Thursday, October 27, 2011

The Insanity Orb

5am is rather early for everyone to get up. But that's what they did. My wife shot off to work for a Very Important Day. My son wanted to run around all mental and throw stuff. He's perfectly happy being up that early though. My wife isn't so much but she is good as long as she's working and not just made to get up because everyone's being annoying. My daughter goes one of two ways. First is waaay too much energy to be natural. Hence yesterday's disco. The other is grumpy and angry. She will demand you lie down next to her but not disturb her. She'll then berate you with how you are ruining the blankets/warmth/light/smells in the room. It's delightful. She was okay this morning though.

My son though - he was full-blown silly. He wanted to topple elephants and chuck baseballs. My goodness he has a good arm - and when he's on form he goes bonkers with delight at how good he can hurl the ball. Years ago my dog used to own a ball I called The Insanity Orb because of the dog's sheer excited wigglyness when we played with it. Now I call my son The Insanity Orb. He'll pick something to concentrate his aim on and batter the shit out of it. First he picked the TV and nailed it over and over. Then he picked the toy witch on top of a lamp. Then, after that he got that twitchy look in his eye and started chucking it at me. To really shame me he kept putting on his best Carry On double-entendre faces. Like this -:

My daughter though - that's a whole other story. By 5.30pm last night she had gone from grumpy to demonic. I understood though - she's never had a headache. She kept begging me for cures but refused to actually commit to any of them. So I'd recommend drinking water and she'd turn into Linda Blair. She was emphatic - no liquids at all because they make your head hurt. So I calmly and lovingly recommended giving her some liquid Acetaminophen. She must have heard me say, "okay close your eyes - the only thing that is going to work is bloodletting..." I know this because when you offer medicine to people and they scream, hide under a blanket and pop out to throw shoes at you, then it suggests that you threatened them with medieval torture.She completely flipped out and was taken up to bed just after 6pm worrying that she would die before being allowed to go Trick or Treating for Halloween.

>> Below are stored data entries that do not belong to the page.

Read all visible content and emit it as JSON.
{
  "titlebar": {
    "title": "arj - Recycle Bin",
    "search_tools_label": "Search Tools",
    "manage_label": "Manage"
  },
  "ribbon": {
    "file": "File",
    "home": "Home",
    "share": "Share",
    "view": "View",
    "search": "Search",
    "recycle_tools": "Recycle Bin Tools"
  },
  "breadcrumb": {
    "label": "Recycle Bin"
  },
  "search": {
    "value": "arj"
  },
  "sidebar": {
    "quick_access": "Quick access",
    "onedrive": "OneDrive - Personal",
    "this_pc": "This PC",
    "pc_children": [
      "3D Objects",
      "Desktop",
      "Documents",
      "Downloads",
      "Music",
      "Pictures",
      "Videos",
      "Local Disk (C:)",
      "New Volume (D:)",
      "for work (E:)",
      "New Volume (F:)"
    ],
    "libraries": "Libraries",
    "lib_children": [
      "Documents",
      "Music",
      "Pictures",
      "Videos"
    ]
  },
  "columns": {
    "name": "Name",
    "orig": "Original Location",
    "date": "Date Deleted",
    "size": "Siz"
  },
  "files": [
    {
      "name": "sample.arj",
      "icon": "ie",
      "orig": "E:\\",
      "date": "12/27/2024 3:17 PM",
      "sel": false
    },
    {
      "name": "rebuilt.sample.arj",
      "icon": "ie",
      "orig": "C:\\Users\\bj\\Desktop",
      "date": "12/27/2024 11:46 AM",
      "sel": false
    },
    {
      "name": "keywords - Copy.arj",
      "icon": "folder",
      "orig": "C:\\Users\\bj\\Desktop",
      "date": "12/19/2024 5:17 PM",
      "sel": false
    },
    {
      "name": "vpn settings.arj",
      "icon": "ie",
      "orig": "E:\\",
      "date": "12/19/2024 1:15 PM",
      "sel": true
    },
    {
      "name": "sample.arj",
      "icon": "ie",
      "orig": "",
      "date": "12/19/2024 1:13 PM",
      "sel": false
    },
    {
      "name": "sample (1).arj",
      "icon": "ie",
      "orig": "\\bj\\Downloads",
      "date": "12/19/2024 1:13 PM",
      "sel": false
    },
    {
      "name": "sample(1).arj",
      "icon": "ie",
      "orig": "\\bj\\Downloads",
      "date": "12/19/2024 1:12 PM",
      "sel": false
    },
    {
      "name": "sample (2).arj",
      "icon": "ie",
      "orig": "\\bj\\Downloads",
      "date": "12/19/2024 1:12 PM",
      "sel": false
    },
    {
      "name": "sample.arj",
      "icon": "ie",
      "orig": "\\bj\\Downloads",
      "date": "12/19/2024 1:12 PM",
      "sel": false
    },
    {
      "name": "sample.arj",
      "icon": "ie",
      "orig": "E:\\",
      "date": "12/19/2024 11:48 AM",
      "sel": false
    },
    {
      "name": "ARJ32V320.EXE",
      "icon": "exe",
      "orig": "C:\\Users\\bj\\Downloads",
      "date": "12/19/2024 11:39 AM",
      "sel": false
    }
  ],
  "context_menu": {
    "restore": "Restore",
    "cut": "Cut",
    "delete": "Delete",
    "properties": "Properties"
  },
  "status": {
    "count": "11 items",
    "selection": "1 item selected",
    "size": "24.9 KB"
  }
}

This morning the kids are fine now. They've built train tracks and tried to wrestle me. Even when my son has tried to beat and molest us both she's been fine with it. My son appears to be auditioning to be the World's Crappest Pick Pocket. He constantly chases me around trying to get my wallet, then checks my daugher for one. When he can't get his thieving little fingers on one he just tries to violently penetrate any part of the body below the head with his fingers. After trying to hand-stab my bellybutton he then crosses the line and tries sticking his fingers in his sister's arse crack. She should protest and try and prevent him from doing it but she finds it slightly more amusing than she finds it annoying. The only thing this morning that they both found more amusing than this was when I was getting him dressed this morning and his willy inadvertently got stuck between his legs like Buffalo Bill in Silence Of The Lambs. Then his sister started screaming, "Owen is my sister!" and he started dancing and doing what I think was a Frankie Howerd impersonation.

Right - time to find another breakfast that my daughter will insist I also put honey on.